TOWARDS A PROFESSIONAL PUBLIC SERVICE


CPDS Home Contact Professionalism: Chronological Summary

16/5/05

Mr Terry Sweetman,
Sunday Mail

'Terrors within' are not limited to the Immigration Department

You (probably) hit the nail on the head in your recent article which suggested that unquestioning bureaucrats are exercising blind authority on behalf of the public and that the results are being concealed from public view.

My interpretation of your article: "Do we any longer have a public service or are we prisoners of a faceless bureaucratic bloc blessed with some kind of immunity from public scrutiny and accountability". Civil liberties have been thrown out the window, and people are now often denied their rights. People are locked up, and subject to dawn raids; children are removed from schools; people who have never been charged with terrorism are stripped of their passports and put on surveillance. People can be held without being charged, and it is an offence to talk about undemocratic detention. There are cases where innocence has been over-ridden by high-handed bureaucrats and where helpless people have suffered gross injustices with no possible appeal or redress. Immigration Minister has refused to order widening of inquiry into Cornelia Rau case - though she admits to a cultural problem in the Immigration Department. The government does not admit the enormity of the crimes committed in their names. Anti-terrorist hysteria has driven the Immigration Department beyond control and accountability. It is easier to talk about tough immigration policies than to confront the reality. Do people rest comfortably because unquestioning people exercise blind authority on their behalf and conceal their excesses from public view? (Sweetman T., 'Blinkered from terrors within', Sunday Mail, 15/5/05)

However such problems are unlikely to arise from the risk of terrorism or to be confined to the Immigration Department. The risk of terrorism may simply provide a framework within which an internal culture of coercion, which now now seems to affect public services generally, can impact on the community. However in future the community will probably be affected in many other areas unless something like the 'Westminster' tradition of professional independent public services is restored.
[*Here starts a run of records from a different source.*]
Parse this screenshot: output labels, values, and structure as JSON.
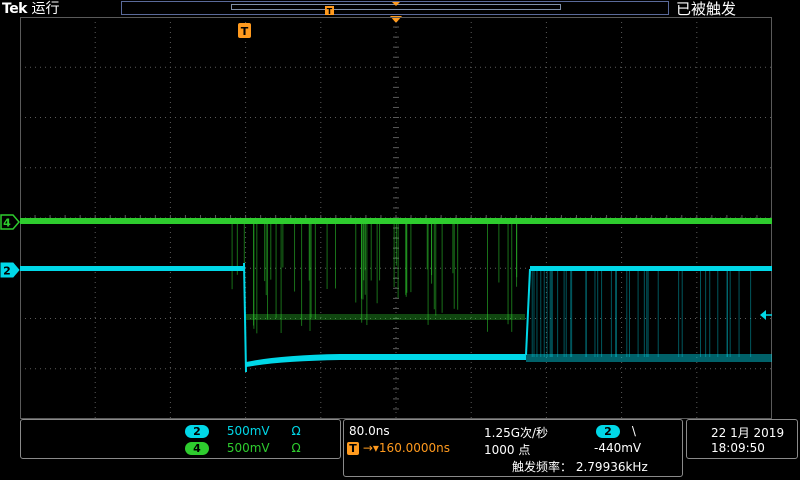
{
  "header": {
    "brand": "Tek",
    "run_state": "运行",
    "trigger_status": "已被触发"
  },
  "markers": {
    "trigger_label": "T",
    "ch4_label": "4",
    "ch2_label": "2"
  },
  "channels": [
    {
      "id": "2",
      "scale": "500mV",
      "impedance": "Ω",
      "color": "#00d8e8"
    },
    {
      "id": "4",
      "scale": "500mV",
      "impedance": "Ω",
      "color": "#2ecc2e"
    }
  ],
  "acquisition": {
    "time_per_div": "80.0ns",
    "sample_rate": "1.25G次/秒",
    "trigger_position": "160.0000ns",
    "record_length": "1000 点",
    "trigger_source": "2",
    "trigger_slope": "\\",
    "trigger_level": "-440mV",
    "trigger_freq_label": "触发频率：",
    "trigger_freq_value": "2.79936kHz"
  },
  "datetime": {
    "date": "22 1月 2019",
    "time": "18:09:50"
  },
  "colors": {
    "ch2": "#00d8e8",
    "ch4": "#2ecc2e",
    "trigger": "#ff9a1e",
    "grid": "#5a5a5a"
  }
}
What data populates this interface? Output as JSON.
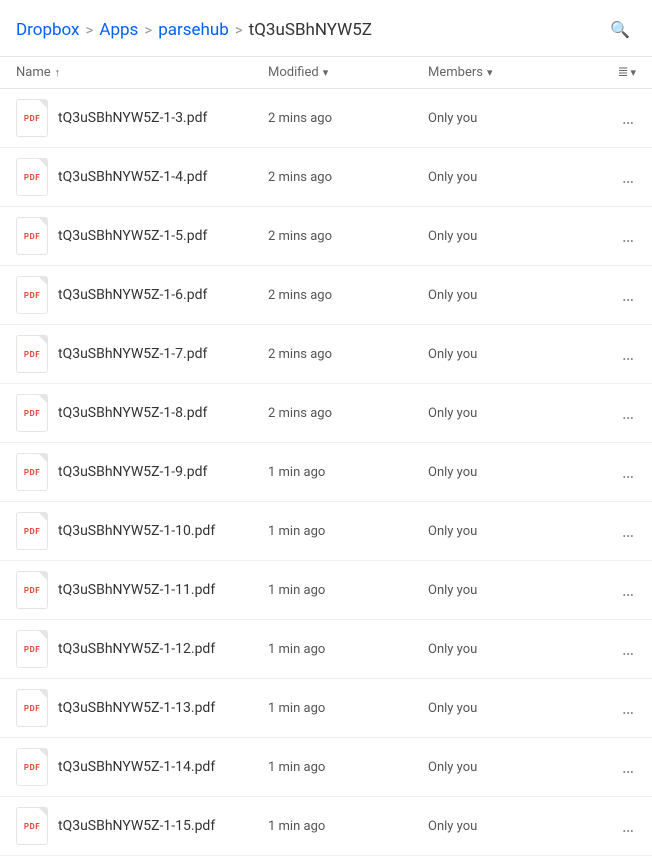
{
  "breadcrumb": {
    "items": [
      {
        "label": "Dropbox",
        "id": "dropbox"
      },
      {
        "label": "Apps",
        "id": "apps"
      },
      {
        "label": "parsehub",
        "id": "parsehub"
      },
      {
        "label": "tQ3uSBhNYW5Z",
        "id": "folder"
      }
    ],
    "separator": ">"
  },
  "search_button_title": "Search",
  "columns": {
    "name": {
      "label": "Name",
      "sort": "↑"
    },
    "modified": {
      "label": "Modified",
      "sort": "▾"
    },
    "members": {
      "label": "Members",
      "sort": "▾"
    },
    "list_icon": "☰"
  },
  "files": [
    {
      "name": "tQ3uSBhNYW5Z-1-3.pdf",
      "modified": "2 mins ago",
      "members": "Only you"
    },
    {
      "name": "tQ3uSBhNYW5Z-1-4.pdf",
      "modified": "2 mins ago",
      "members": "Only you"
    },
    {
      "name": "tQ3uSBhNYW5Z-1-5.pdf",
      "modified": "2 mins ago",
      "members": "Only you"
    },
    {
      "name": "tQ3uSBhNYW5Z-1-6.pdf",
      "modified": "2 mins ago",
      "members": "Only you"
    },
    {
      "name": "tQ3uSBhNYW5Z-1-7.pdf",
      "modified": "2 mins ago",
      "members": "Only you"
    },
    {
      "name": "tQ3uSBhNYW5Z-1-8.pdf",
      "modified": "2 mins ago",
      "members": "Only you"
    },
    {
      "name": "tQ3uSBhNYW5Z-1-9.pdf",
      "modified": "1 min ago",
      "members": "Only you"
    },
    {
      "name": "tQ3uSBhNYW5Z-1-10.pdf",
      "modified": "1 min ago",
      "members": "Only you"
    },
    {
      "name": "tQ3uSBhNYW5Z-1-11.pdf",
      "modified": "1 min ago",
      "members": "Only you"
    },
    {
      "name": "tQ3uSBhNYW5Z-1-12.pdf",
      "modified": "1 min ago",
      "members": "Only you"
    },
    {
      "name": "tQ3uSBhNYW5Z-1-13.pdf",
      "modified": "1 min ago",
      "members": "Only you"
    },
    {
      "name": "tQ3uSBhNYW5Z-1-14.pdf",
      "modified": "1 min ago",
      "members": "Only you"
    },
    {
      "name": "tQ3uSBhNYW5Z-1-15.pdf",
      "modified": "1 min ago",
      "members": "Only you"
    }
  ]
}
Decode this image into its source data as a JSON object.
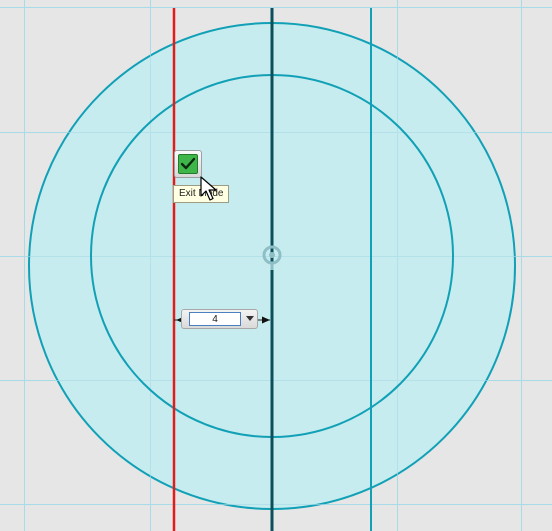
{
  "tooltip": {
    "text": "Exit Mode"
  },
  "dimension_input": {
    "value": "4"
  },
  "icons": {
    "confirm": "checkmark-icon",
    "dropdown": "dropdown-arrow-icon",
    "origin": "origin-marker-icon",
    "cursor": "mouse-pointer-icon"
  },
  "colors": {
    "background": "#e6e6e6",
    "grid_line": "#a8dbe8",
    "circle_fill": "#c6ecef",
    "circle_stroke": "#11a0b6",
    "selected_line": "#e21b1b",
    "axis_line": "#0b4f5a",
    "construction_line": "#11a0b6",
    "confirm_green": "#3fb64a",
    "tooltip_bg": "#ffffe1"
  }
}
There has been a serious loss of professional accountability in public services as they have been politicised (ie obliged to comply unquestioningly with at-times-poorly-informed public opinion, rather than encouraged to do their jobs professionally). This is likely to be the cause of Queensland's health system fiasco no less than of the problems in the Immigration Department that your article highlighted (see [draft] Intended Submission to Health System Inquiries). The latter document points out that in the case of Queensland's health system also the responsible minister has noted the existence of a cultural problem in the Department and that inadequate inquiries have been established to conceal the real problem.

The growth of a coercive culture within public services has been a direct consequence of political bullying of public services (see The Growth of Public Service Bullying). I have direct personal experience of this phenomenon - in a case which involved the Queensland Premier's Department and resulted in advice from the Ombudsman that Queensland's parliament had (in effect) legislated to (a) make it unnecessary to really consider professional competence in making public service appointments, and (b) to outlaw natural justice (ie the right to a fair hearing before judgement is made). In other words (as suggested in your article), parliament enabled high-handed bureaucrats to inflict gross injustices with no possible appeal or redress.

The organisational 'reforms' that gave rise to bullying of (and within) Queensland's public service have also afflicted the federal government (see Decay of Australian Public Administration - which referred to the effect of centralisation and politicisation of decision making). Moreover the resulting dysfunctions in both cases (and in other Australian governments about which information is less available) have been similar - see The Growing Case for a Professional Public Service.

I wish you well in your efforts to stimulate the restoration of more effective public administration in Australia.